Caught him off Navarre pier yesterday! Roughly 20lbs. Went to Broxson's in Navarre after I caught him to get ice and a filet knife. They offered to show me how to filet him which was awesome. I didn't want to waste a lot of meat trying myself for the first time. Cooked it on the grill tonight after marinating in some Italian dressing and it tasted really good. This is one of the reasons I shop at Broxson's, I've learned a lot from shopping there and have received great customer service!


----------



## Illinijeff (Mar 28, 2011)

After


----------



## grey ghost (Jul 24, 2011)

looks good! sho nuff good


----------



## Yakaholic (Apr 30, 2013)

Good eats right there...very nice.


----------



## The Pitt (Apr 7, 2012)

Nice. Good guys there at Broxons.


----------



## flex (Feb 26, 2013)

i take it you caught it on frozen cigar minnows?


----------



## Illinijeff (Mar 28, 2011)

Sure did flex


----------



## ksheepdog (Feb 2, 2010)

Nice!


----------



## kiddo12 (Feb 10, 2012)

nice fish it even look better on the grill


----------



## cobe killer (Apr 13, 2008)

dang!!!!!!!!! that looooooks gooooooooooood!!!! congrats on your first king!


----------



## M.STEWART (Dec 5, 2008)

*Bassmaster*

Yummmmm


----------



## Austin (Sep 30, 2007)

Good job dude! You've been soaking in information for quite a while, glad it payed off! How did you like the fight?


----------



## DAWGONIT (Jan 16, 2009)

WTG! Great eats for sure.
Thanks for sharing report & pics.
catch 'em up.


----------



## bowdiddly (Jan 6, 2010)

James and his staff at Broxson's go the extra mile. He would be glad you posted your experience.

Great fish.


----------



## tkh329 (Mar 14, 2012)

Looks incredible! Always great to hear positive stuff. I'll have to check out Broxson's!


----------



## Illinijeff (Mar 28, 2011)

Austin it was badass to say the least.
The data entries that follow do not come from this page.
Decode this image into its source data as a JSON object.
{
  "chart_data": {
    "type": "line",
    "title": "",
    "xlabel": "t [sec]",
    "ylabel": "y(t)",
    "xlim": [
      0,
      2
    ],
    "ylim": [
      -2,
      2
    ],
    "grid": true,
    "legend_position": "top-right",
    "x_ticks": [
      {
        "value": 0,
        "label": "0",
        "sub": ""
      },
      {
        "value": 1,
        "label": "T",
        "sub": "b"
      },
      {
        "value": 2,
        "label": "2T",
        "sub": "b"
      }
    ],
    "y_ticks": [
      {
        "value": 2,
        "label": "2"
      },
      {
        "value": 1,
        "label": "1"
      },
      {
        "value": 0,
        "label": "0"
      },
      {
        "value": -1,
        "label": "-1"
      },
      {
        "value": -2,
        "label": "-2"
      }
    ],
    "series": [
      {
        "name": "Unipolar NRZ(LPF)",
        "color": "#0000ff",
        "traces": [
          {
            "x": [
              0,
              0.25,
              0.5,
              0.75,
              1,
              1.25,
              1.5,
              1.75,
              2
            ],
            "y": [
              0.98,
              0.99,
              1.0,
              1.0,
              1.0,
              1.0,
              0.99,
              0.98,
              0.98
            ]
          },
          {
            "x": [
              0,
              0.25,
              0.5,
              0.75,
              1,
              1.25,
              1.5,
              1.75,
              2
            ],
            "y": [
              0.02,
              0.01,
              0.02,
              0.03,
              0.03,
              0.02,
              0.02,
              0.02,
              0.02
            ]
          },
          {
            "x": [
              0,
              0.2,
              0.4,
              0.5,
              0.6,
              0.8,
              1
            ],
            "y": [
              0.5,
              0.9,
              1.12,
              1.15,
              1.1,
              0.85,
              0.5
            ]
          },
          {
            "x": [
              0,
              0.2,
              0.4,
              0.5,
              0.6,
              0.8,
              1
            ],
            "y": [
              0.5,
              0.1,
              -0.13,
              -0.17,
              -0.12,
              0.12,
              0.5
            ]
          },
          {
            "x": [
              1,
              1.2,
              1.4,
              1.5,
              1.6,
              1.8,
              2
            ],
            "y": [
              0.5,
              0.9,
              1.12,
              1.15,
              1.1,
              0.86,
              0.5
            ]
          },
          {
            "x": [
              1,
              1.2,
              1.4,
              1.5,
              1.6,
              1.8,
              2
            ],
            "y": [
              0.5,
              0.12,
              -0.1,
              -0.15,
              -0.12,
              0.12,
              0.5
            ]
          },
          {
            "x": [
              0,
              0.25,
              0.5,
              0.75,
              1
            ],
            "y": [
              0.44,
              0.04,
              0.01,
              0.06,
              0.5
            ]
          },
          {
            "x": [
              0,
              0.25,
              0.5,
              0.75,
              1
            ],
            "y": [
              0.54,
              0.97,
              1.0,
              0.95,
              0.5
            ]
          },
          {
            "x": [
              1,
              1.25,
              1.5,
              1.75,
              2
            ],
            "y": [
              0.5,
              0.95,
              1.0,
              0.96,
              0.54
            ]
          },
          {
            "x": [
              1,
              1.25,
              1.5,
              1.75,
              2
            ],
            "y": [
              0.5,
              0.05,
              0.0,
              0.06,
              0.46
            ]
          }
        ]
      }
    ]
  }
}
Great fight pretty cool watching him just rip drag from the 706.


----------



## Randall2point0 (Feb 11, 2011)

Wirelessly posted

The important thing here is what's on the kabobs. Lol looks good!


----------



## damnifino3 (Sep 23, 2012)

Nice catch...and I agree with the service at Broxsons. What a great experience all around.

Sent from my SAMSUNG-SGH-I777 using Forum Runner


----------



## Boat-Dude (Sep 24, 2011)

Congratulations on your first kind dude!!! The guys at Broxson's are some great guys and very helpful, their new store looks great. Keep catching kings and posting pictures. :thumbsup:


----------



## PAWGhunter (Feb 3, 2010)

Nice one!!!


----------



## L Hull (Jan 19, 2011)

Nice catch, I'm envious. lol


----------



## Linda (Oct 2, 2007)

Congrats!!


----------



## Rofhnald (Jun 6, 2013)

nice fish it even look better on the grill


----------



## Mullethead (Oct 4, 2007)

Congrats with a nice first King, hope its the first of many.....
And the class act for plugging good customer service


----------